Amaldiçoado Juninho que não me amaldiçoa

A aranha estendia ora uma, ora outra perna. Quantas pernas tem uma aranha? Não sei contar. São tantas. Me dá vontade de chorar. Quem me dera ter paciência para contar as pernas duma aranha, esperando que a noite acabe e volte a esperar.
A aranha deixava seu canto escuro na parede, atrás da caixa de força, e vinha bailar diante dos meus olhos. Por que bailas, dona aranha? Não sabes que a dança me deixa tonto? Queres troçar de mim? Ou não queres nada?
A aranha não respondia. Só bailava, daqui ali, dali aqui, de manhã cedo, logo depois do almoço, na tardezinha que lá fora engendrava um lusco-fusco.

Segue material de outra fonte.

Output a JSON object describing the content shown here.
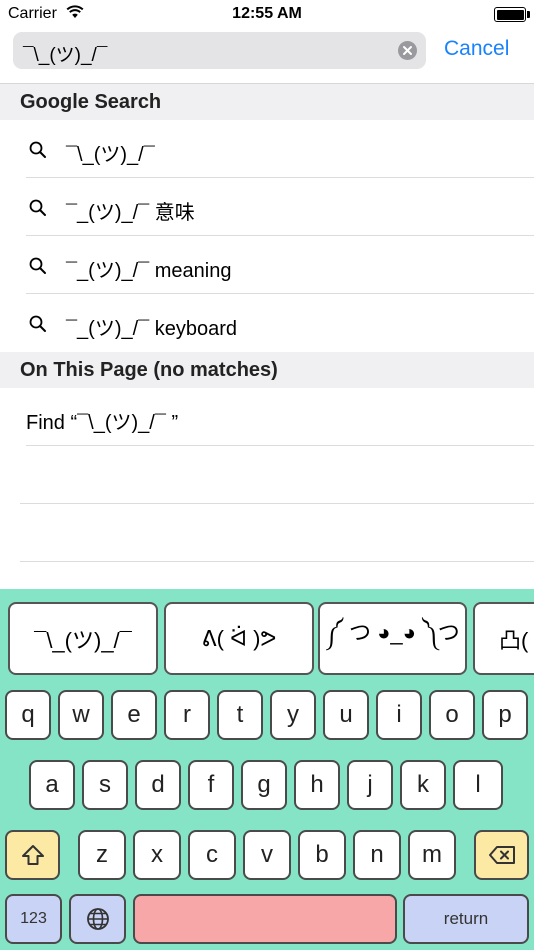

Quando tudo começou, pensei que seria capaz de não tomar conhecimento. Agora rio. Como sou idiota. Por acaso há algo neste mundo que eu não queira saber? Sou o mais curioso dos curiosos das aranhas e de qualquer outro bicho que exista neste mundo.
Então fingi. Ó santa mãe, como fingi. Olhava para o outro lado. Fazia que não era comigo. Saía, esperando que ela não estivesse mais lá quando eu voltasse. Fechava os olhos, tornava a abrir. Até rezar rezei.
A aranha não me dava paz.
Hoje cedo cheguei, vi a aranha bailando na parede, minha parede, à minha frente, decidi acabar com a brincadeira. Taquei-lhe um, dois, três jatos decididos de Raid. (Na embalagem está escrito "Mata Moscas e Mosquitos", assim, em maiúsculas e minúsculas. Aranhas não estão incluídas. Talvez não deva matar aranhas.)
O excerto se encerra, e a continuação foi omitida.